I was pleased to learn that my colleagues and I will be moving from Darby house in Telford Town Centre to the new civic buildings in my home town of Wellington.
The new offices are attached to the improved civic buildings which includes a new library, registry office, pool and gym; with the added bonus that the offices are 10 minutes walk from my home.
Not to mention the boost 200+ extra office staff will provide to Wellington’s local economy.
The only downside seems to be a 20% reduction in the number of desks and the dreaded words ‘hot desking’!
At a time when every council is feeling the pinch this method of working helps to save money on office space (often the second largest expense after staff themselves) but where did the idea come from and how does it affect productivity?

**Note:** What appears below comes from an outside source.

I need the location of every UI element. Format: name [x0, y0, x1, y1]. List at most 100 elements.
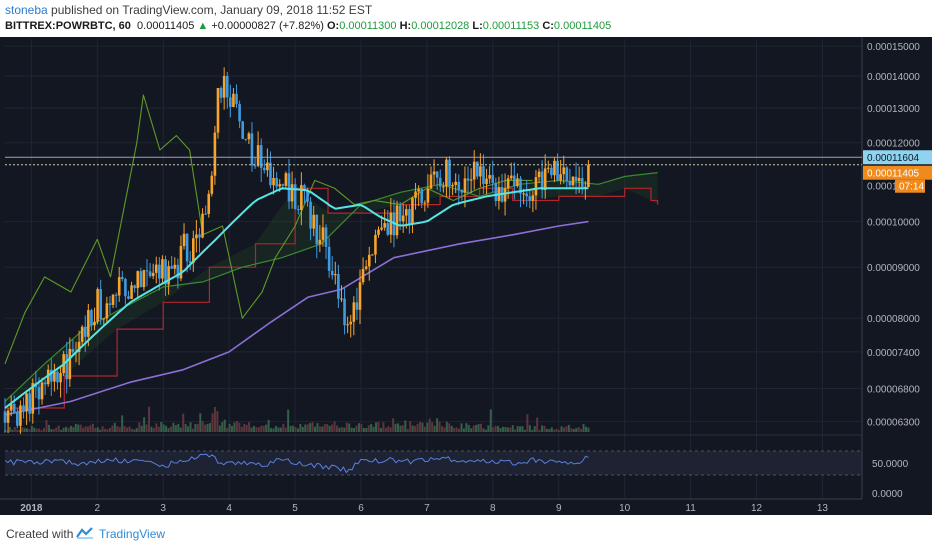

Wikipedia and several other online sources state that the term is a derivative of the term ‘hot racking’ used by naval officers who shared bunks for shifts. The term ‘hot desking’ became popular in the late 1980′s and early 1990′s.
One of my friends (Simon Latham from Wolverhampton Council) recently shared an article via twitter which explained that open plan offices were 66% less productive than private offices due to the extra noise, Julian Treasure provides some examples of how noise affects us in his TED talk. I wondered whether similar research had been undertaken into hot desking?
It seems several universities and the Institute of Work Psychology have carried out studies but the papers do not seem to be public, I did find an extract from a research paper by Kate Bonsall on the subject though.